More important, as Phillip (with whom I generally disagree on
these sorts of matters) has pointed out, there is a long and
rather effective history of what countries do when a UN body's
behavior operates significantly against their national
interests: they refuse to sign the treaties and, in severe
cases, withdraw and stop paying dues and assessments.
Remembering that there is no such thing as a Sector Member from
a non-Member country, someone who was very cynical about these
things might even suggest that the most effective way to get the
ITU out of the Internet would be to have them pass these
measures in their most extreme form with the medium-term result
of wrecking their budget and, with it, their ability to
function.   Or one might speculate that is the reason why ITU's
senior leadership appears to have largely backed away from the
most extreme of those proposals.

> Worse yet, having treaties that obligates countries
> to ban non-ITU protocols does virtually guarantee a
> balkanization of the Internet into open and free networking
> and controlled and censored networking.

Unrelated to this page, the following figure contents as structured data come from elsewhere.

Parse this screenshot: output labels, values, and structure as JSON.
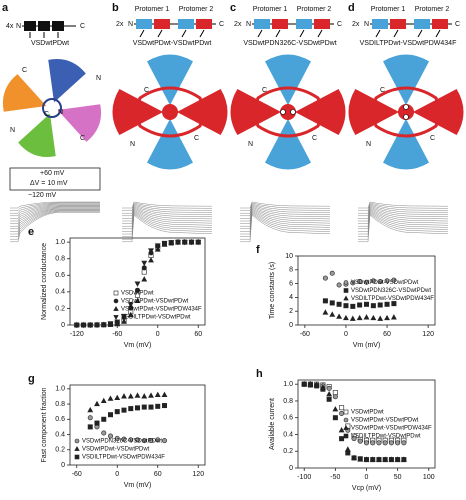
{
  "panels": {
    "a": {
      "label": "a",
      "copies": "4x",
      "n": "N",
      "c": "C",
      "construct": "VSDwtPDwt",
      "protocol": [
        "+60 mV",
        "ΔV = 10 mV",
        "−120 mV"
      ]
    },
    "b": {
      "label": "b",
      "copies": "2x",
      "n": "N",
      "c": "C",
      "protomers": [
        "Protomer 1",
        "Protomer 2"
      ],
      "construct": "VSDwtPDwt-VSDwtPDwt"
    },
    "c": {
      "label": "c",
      "copies": "2x",
      "n": "N",
      "c": "C",
      "protomers": [
        "Protomer 1",
        "Protomer 2"
      ],
      "construct": "VSDwtPDN326C-VSDwtPDwt"
    },
    "d": {
      "label": "d",
      "copies": "2x",
      "n": "N",
      "c": "C",
      "protomers": [
        "Protomer 1",
        "Protomer 2"
      ],
      "construct": "VSDILTPDwt-VSDwtPDW434F"
    }
  },
  "chart_data": [
    {
      "type": "scatter",
      "panel_label": "e",
      "xlabel": "Vm (mV)",
      "ylabel": "Normalized conductance",
      "x": [
        -120,
        -110,
        -100,
        -90,
        -80,
        -70,
        -60,
        -50,
        -40,
        -30,
        -20,
        -10,
        0,
        10,
        20,
        30,
        40,
        50,
        60
      ],
      "xlim": [
        -130,
        70
      ],
      "xticks": [
        -120,
        -60,
        0,
        60
      ],
      "ylim": [
        0,
        1.05
      ],
      "yticks": [
        0,
        0.2,
        0.4,
        0.6,
        0.8,
        {
          "value": 1,
          "label": "1.0"
        }
      ],
      "legend": "lower right",
      "series": [
        {
          "name": "VSDwtPDwt",
          "color": "#ffffff",
          "marker": "square",
          "values": [
            0,
            0,
            0,
            0.001,
            0.002,
            0.007,
            0.02,
            0.06,
            0.16,
            0.36,
            0.64,
            0.84,
            0.94,
            0.98,
            0.99,
            1,
            1,
            1,
            1
          ]
        },
        {
          "name": "VSDwtPDwt-VSDwtPDwt",
          "color": "#222222",
          "marker": "circle",
          "values": [
            0,
            0,
            0,
            0.002,
            0.005,
            0.01,
            0.03,
            0.09,
            0.21,
            0.42,
            0.69,
            0.87,
            0.95,
            0.98,
            0.99,
            1,
            1,
            1,
            1
          ]
        },
        {
          "name": "VSDwtPDwt-VSDwtPDW434F",
          "color": "#222222",
          "marker": "triangle",
          "values": [
            0,
            0,
            0,
            0,
            0.001,
            0.005,
            0.01,
            0.04,
            0.12,
            0.29,
            0.55,
            0.78,
            0.91,
            0.97,
            0.99,
            1,
            1,
            1,
            1
          ]
        },
        {
          "name": "VSDILTPDwt-VSDwtPDwt",
          "color": "#222222",
          "marker": "triangle-down",
          "values": [
            0,
            0,
            0,
            0.003,
            0.007,
            0.02,
            0.04,
            0.11,
            0.25,
            0.5,
            0.75,
            0.9,
            0.96,
            0.99,
            1,
            1,
            1,
            1,
            1
          ]
        }
      ]
    },
    {
      "type": "scatter",
      "panel_label": "f",
      "xlabel": "Vm (mV)",
      "ylabel": "Time constants (s)",
      "x": [
        -30,
        -20,
        -10,
        0,
        10,
        20,
        30,
        40,
        50,
        60,
        70
      ],
      "xlim": [
        -70,
        130
      ],
      "xticks": [
        -60,
        0,
        60,
        120
      ],
      "ylim": [
        0,
        10
      ],
      "yticks": [
        0,
        2,
        4,
        6,
        8,
        10
      ],
      "legend": "center right",
      "series": [
        {
          "name": "VSDwtPDwt-VSDwtPDwt",
          "color": "#999999",
          "marker": "circle",
          "values": [
            6.8,
            7.5,
            5.8,
            5.9,
            6.1,
            6.3,
            6.2,
            6.4,
            6.3,
            6.4,
            6.5
          ]
        },
        {
          "name": "VSDwtPDN326C-VSDwtPDwt",
          "color": "#222222",
          "marker": "square",
          "values": [
            3.5,
            3.2,
            3.0,
            2.8,
            2.7,
            2.9,
            3.0,
            2.8,
            2.9,
            3.0,
            3.1
          ]
        },
        {
          "name": "VSDILTPDwt-VSDwtPDW434F",
          "color": "#222222",
          "marker": "triangle",
          "values": [
            1.8,
            1.5,
            1.2,
            1.0,
            0.9,
            1.0,
            1.1,
            1.0,
            0.9,
            1.0,
            1.1
          ]
        }
      ]
    },
    {
      "type": "scatter",
      "panel_label": "g",
      "xlabel": "Vm (mV)",
      "ylabel": "Fast component fraction",
      "x": [
        -40,
        -30,
        -20,
        -10,
        0,
        10,
        20,
        30,
        40,
        50,
        60,
        70
      ],
      "xlim": [
        -70,
        130
      ],
      "xticks": [
        -60,
        0,
        60,
        120
      ],
      "ylim": [
        0,
        1.05
      ],
      "yticks": [
        0,
        0.2,
        0.4,
        0.6,
        0.8,
        {
          "value": 1,
          "label": "1.0"
        }
      ],
      "legend": "lower left",
      "series": [
        {
          "name": "VSDwtPDN326C-VSDwtPDwt",
          "color": "#999999",
          "marker": "circle",
          "values": [
            0.62,
            0.5,
            0.42,
            0.38,
            0.35,
            0.34,
            0.33,
            0.33,
            0.32,
            0.32,
            0.33,
            0.32
          ]
        },
        {
          "name": "VSDwtPDwt-VSDwtPDwt",
          "color": "#222222",
          "marker": "triangle",
          "values": [
            0.72,
            0.8,
            0.84,
            0.87,
            0.88,
            0.9,
            0.9,
            0.91,
            0.9,
            0.91,
            0.92,
            0.92
          ]
        },
        {
          "name": "VSDILTPDwt-VSDwtPDW434F",
          "color": "#222222",
          "marker": "square",
          "values": [
            0.5,
            0.55,
            0.6,
            0.66,
            0.7,
            0.72,
            0.74,
            0.75,
            0.76,
            0.76,
            0.77,
            0.78
          ]
        }
      ]
    },
    {
      "type": "scatter",
      "panel_label": "h",
      "xlabel": "Vcp (mV)",
      "ylabel": "Available current",
      "x": [
        -100,
        -90,
        -80,
        -70,
        -60,
        -50,
        -40,
        -30,
        -20,
        -10,
        0,
        10,
        20,
        30,
        40,
        50,
        60
      ],
      "xlim": [
        -110,
        110
      ],
      "xticks": [
        -100,
        -50,
        0,
        50,
        100
      ],
      "ylim": [
        0,
        1.05
      ],
      "yticks": [
        0,
        0.2,
        0.4,
        0.6,
        0.8,
        {
          "value": 1,
          "label": "1.0"
        }
      ],
      "legend": "center right",
      "series": [
        {
          "name": "VSDwtPDwt",
          "color": "#ffffff",
          "marker": "square",
          "values": [
            1,
            1,
            1,
            0.99,
            0.97,
            0.9,
            0.72,
            0.5,
            0.38,
            0.34,
            0.33,
            0.33,
            0.33,
            0.33,
            0.33,
            0.33,
            0.33
          ]
        },
        {
          "name": "VSDwtPDwt-VSDwtPDwt",
          "color": "#999999",
          "marker": "circle",
          "values": [
            1,
            1,
            0.99,
            0.98,
            0.95,
            0.85,
            0.65,
            0.45,
            0.35,
            0.32,
            0.3,
            0.3,
            0.3,
            0.3,
            0.3,
            0.3,
            0.3
          ]
        },
        {
          "name": "VSDwtPDwt-VSDwtPDW434F",
          "color": "#222222",
          "marker": "triangle",
          "values": [
            1,
            1,
            0.99,
            0.96,
            0.88,
            0.7,
            0.45,
            0.22,
            0.12,
            0.1,
            0.1,
            0.1,
            0.1,
            0.1,
            0.1,
            0.1,
            0.1
          ]
        },
        {
          "name": "VSDILTPDwt-VSDwtPDwt",
          "color": "#222222",
          "marker": "square",
          "values": [
            1,
            0.99,
            0.98,
            0.94,
            0.82,
            0.6,
            0.35,
            0.18,
            0.12,
            0.11,
            0.1,
            0.1,
            0.1,
            0.1,
            0.1,
            0.1,
            0.1
          ]
        }
      ]
    }
  ]
}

A form of that risk exists whether such treaties are created or
not.  If a country considers it sufficiently necessary to its
national interest to withdraw from the Internet and adopt a
different and non-interoperable set of protocols, it will almost
certainly do so with or without approval from Geneva.  I believe
we should make that process as easy as possible for them,
designing things so that they can't hurt others when they do so.
Countries who isolate themselves from contemporary
communications technologies have not been treated well by
history, economics, or their own populations.

We also should not discount some possible advantages: for
example, the withdrawal of a few selected countries from the
Internet and enforced requirements there to use only
non-interoperable protocols could do wonders to reduce the
amount of malicious spam introduced into the network.  :-(

> Just as it is not fair to say that if the ITU-T gets its way
> the world will end, it is also not fair to say there is no
> risk to allowing the ITU-T to get a privileged, NON-VOLUNTARY,
> position in the communications world.

Certainly there are risks.  And certainly we should be aware of
those risks and think through the various strategies we and
others might adopt.  But let's not confuse ourselves with
specious arguments about disaster scenarios.

Again, it seems to me that none of the above has much to do with
whether this statement should be issued.